Answer
The volume of the wedge-shaped region is $18$.
Work Step by Step
We have the wedge-shaped region ${\cal W}$ contained within the cylinder ${x^2} + {y^2} = 9$ and $0 \le z \le x$.
From the figure attached, we see that the region has axial symmetry with respect to the $z$-axis. Thus, to find the volume as an iterated integral we use the cylindrical coordinates.
Referring to the figure attached, the projection of ${\cal W}$ onto the $xy$-plane is ${\cal D}$, a half of a disk of radius $3$, located at the right-hand side of the $y$-axis.

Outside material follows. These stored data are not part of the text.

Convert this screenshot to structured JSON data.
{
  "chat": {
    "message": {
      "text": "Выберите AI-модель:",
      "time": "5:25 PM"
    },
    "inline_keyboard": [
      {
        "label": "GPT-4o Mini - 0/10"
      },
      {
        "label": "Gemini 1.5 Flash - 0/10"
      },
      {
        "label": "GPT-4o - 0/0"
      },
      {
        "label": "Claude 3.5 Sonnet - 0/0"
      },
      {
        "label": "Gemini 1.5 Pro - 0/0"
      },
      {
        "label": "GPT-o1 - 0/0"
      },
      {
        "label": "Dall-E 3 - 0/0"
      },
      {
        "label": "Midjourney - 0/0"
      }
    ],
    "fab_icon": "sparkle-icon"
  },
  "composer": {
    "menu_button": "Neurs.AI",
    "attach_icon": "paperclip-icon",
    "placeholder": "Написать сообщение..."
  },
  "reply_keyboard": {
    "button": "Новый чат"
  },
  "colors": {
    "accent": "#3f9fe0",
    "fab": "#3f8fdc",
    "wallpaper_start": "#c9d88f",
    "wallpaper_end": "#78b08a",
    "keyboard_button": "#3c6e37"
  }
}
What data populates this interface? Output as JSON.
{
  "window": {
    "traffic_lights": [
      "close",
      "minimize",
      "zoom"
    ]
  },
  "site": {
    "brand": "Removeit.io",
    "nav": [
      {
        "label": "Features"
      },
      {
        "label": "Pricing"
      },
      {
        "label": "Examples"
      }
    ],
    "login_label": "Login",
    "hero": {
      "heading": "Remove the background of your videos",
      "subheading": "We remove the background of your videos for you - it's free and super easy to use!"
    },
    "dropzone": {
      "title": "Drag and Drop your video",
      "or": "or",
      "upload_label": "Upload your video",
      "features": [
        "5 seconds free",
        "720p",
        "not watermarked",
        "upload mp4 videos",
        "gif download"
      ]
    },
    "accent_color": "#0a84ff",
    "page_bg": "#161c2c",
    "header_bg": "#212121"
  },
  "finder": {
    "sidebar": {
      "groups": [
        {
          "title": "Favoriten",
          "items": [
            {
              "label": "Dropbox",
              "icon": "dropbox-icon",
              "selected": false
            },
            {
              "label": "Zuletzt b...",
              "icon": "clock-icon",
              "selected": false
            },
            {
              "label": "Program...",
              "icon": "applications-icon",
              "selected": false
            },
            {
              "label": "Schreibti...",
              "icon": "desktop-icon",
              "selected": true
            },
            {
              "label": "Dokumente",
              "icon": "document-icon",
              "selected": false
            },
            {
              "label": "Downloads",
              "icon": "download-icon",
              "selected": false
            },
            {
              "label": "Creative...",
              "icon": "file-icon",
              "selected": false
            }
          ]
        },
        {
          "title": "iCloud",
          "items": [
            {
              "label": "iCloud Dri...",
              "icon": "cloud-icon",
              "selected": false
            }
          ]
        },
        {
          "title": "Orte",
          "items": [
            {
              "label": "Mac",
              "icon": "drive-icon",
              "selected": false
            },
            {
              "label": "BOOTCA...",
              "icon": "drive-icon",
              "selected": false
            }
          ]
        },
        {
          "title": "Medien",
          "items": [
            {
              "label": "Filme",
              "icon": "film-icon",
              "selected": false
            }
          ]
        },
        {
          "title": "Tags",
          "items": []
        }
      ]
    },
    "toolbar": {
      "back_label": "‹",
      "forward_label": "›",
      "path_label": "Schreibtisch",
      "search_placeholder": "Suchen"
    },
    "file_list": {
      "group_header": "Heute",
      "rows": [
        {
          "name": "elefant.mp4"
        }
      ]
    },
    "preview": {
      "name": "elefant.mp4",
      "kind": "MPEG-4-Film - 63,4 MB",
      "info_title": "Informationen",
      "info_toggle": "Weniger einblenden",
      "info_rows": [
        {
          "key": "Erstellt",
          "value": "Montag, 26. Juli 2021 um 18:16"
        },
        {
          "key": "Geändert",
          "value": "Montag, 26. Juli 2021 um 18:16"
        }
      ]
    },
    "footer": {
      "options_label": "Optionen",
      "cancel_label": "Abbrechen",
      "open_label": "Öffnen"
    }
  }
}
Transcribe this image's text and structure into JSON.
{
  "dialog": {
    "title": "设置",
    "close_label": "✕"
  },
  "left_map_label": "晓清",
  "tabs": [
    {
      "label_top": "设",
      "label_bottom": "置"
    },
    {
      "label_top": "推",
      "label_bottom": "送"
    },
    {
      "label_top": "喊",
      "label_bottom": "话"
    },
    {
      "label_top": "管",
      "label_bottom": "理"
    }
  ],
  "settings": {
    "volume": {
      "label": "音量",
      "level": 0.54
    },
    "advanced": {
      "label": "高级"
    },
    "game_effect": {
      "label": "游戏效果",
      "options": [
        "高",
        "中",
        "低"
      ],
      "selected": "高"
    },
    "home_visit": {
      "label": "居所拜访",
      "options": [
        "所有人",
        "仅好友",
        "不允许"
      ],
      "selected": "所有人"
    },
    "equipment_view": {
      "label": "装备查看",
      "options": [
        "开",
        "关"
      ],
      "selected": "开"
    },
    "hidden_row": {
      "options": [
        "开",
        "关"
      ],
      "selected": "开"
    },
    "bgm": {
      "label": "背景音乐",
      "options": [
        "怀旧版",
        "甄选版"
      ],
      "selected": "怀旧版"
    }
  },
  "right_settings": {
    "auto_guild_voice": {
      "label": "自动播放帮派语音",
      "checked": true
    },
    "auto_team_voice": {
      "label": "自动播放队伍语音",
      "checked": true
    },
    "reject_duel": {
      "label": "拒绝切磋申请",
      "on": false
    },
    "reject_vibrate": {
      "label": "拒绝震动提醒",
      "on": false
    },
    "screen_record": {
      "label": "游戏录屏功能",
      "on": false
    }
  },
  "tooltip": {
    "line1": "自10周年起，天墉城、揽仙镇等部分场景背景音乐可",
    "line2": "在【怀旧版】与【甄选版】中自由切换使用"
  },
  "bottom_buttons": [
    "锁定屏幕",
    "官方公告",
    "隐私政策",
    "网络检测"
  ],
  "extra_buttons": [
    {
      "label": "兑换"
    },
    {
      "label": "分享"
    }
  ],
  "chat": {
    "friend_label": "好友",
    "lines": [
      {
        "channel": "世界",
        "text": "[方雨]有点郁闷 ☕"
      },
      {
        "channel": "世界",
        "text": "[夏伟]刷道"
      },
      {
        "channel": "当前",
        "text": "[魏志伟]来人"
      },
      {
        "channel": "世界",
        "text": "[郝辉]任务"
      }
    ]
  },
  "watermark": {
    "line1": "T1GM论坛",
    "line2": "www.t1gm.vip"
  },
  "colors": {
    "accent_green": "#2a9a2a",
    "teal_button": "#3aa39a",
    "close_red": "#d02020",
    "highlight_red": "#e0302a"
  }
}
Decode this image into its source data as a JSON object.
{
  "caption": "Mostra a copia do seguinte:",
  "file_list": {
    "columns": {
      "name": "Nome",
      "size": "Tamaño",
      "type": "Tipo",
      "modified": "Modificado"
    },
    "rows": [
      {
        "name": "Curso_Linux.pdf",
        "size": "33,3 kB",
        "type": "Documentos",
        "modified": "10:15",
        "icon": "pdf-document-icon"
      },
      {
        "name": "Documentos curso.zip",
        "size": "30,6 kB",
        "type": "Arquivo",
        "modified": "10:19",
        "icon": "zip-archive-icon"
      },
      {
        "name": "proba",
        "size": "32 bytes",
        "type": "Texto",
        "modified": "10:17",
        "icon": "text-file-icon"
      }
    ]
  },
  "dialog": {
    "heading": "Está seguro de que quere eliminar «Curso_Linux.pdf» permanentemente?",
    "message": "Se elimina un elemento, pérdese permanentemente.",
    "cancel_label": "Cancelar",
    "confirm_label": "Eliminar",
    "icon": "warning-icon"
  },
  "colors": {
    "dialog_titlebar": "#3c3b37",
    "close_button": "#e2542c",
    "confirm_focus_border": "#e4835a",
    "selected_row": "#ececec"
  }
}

The description of ${\cal D}$ in polar coordinates:
${\cal D} = \left\{ {\left( {r,\theta } \right)|0 \le r \le 3, - \frac{\pi }{2} \le \theta \le \frac{\pi }{2}} \right\}$
Since $z$ varies from $z=0$ to $z = x = r\cos \theta $, the cylindrical description of ${\cal W}$ is
${\cal W} = \left\{ {\left( {r,\theta ,z} \right)|0 \le r \le 3, - \frac{\pi }{2} \le \theta \le \frac{\pi }{2},0 \le z \le r\cos \theta } \right\}$
Using Eq. (5) of Theorem 2, we evaluate the volume of ${\cal W}$:
$V = \mathop \smallint \limits_{\theta = - \pi /2}^{\pi /2} \mathop \smallint \limits_{r = 0}^3 \mathop \smallint \limits_{z = 0}^{r\cos \theta } r{\rm{d}}z{\rm{d}}r{\rm{d}}\theta $
$ = \mathop \smallint \limits_{\theta = - \pi /2}^{\pi /2} \mathop \smallint \limits_{r = 0}^3 r\left( {z|_0^{r\cos \theta }} \right){\rm{d}}r{\rm{d}}\theta $
$ = \mathop \smallint \limits_{\theta = - \pi /2}^{\pi /2} \mathop \smallint \limits_{r = 0}^3 {r^2}\cos \theta {\rm{d}}r{\rm{d}}\theta $
$ = \frac{1}{3}\mathop \smallint \limits_{\theta = - \pi /2}^{\pi /2} \left( {{r^3}|_0^3} \right)\cos \theta {\rm{d}}\theta $
$ = 9\mathop \smallint \limits_{\theta = - \pi /2}^{\pi /2} \cos \theta {\rm{d}}\theta $
$ = 9\left( {\sin \theta |_{ - \pi /2}^{\pi /2}} \right)$
$ = 9\left( {1 + 1} \right) = 18$
Thus, the volume of ${\cal W}$, the wedge-shaped region is $18$.